CohereEncoder¶
embetter.external.CohereEncoder
¶
Encoder that can numerically encode sentences.
Note that this is an external embedding provider. If their API breaks, so will this component.
Parameters
Name | Type | Description | Default |
---|---|---|---|
client |
cohere client with key | required | |
model |
name of model, can be "small" or "large" | 'large' |
Usage:
import pandas as pd
from sklearn.pipeline import make_pipeline
from sklearn.linear_model import LogisticRegression
from cohere import Client
from embetter.grab import ColumnGrabber
from embetter.external import CohereEncoder
client = Client("APIKEY")
# Let's suppose this is the input dataframe
dataf = pd.DataFrame({
"text": ["positive sentiment", "super negative"],
"label_col": ["pos", "neg"]
})
# This pipeline grabs the `text` column from a dataframe
# which then get fed into Cohere's endpoint
text_emb_pipeline = make_pipeline(
ColumnGrabber("text"),
CohereEncoder(client=client, model="large")
)
X = text_emb_pipeline.fit_transform(dataf, dataf['label_col'])

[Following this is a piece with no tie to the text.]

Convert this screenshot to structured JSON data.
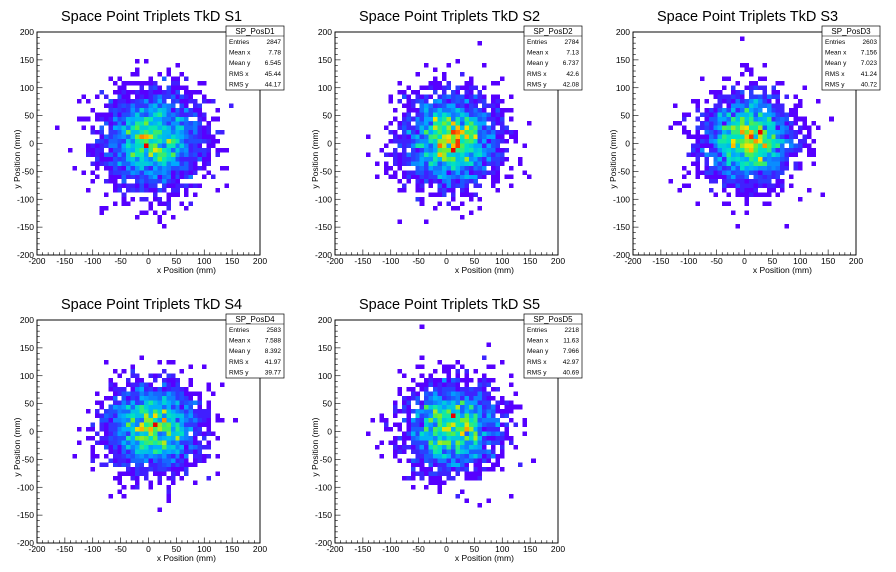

# This pipeline can also be trained to make predictions, using
# the embedded features.
text_clf_pipeline = make_pipeline(
text_emb_pipeline,
LogisticRegression()
)
# Prediction example
text_clf_pipeline.fit(dataf, dataf['label_col']).predict(dataf)
transform(self, X, y=None)
¶
Show source code in external/_cohere.py
64 65 66 67 68 69 70 |
|
Transforms the text into a numeric representation.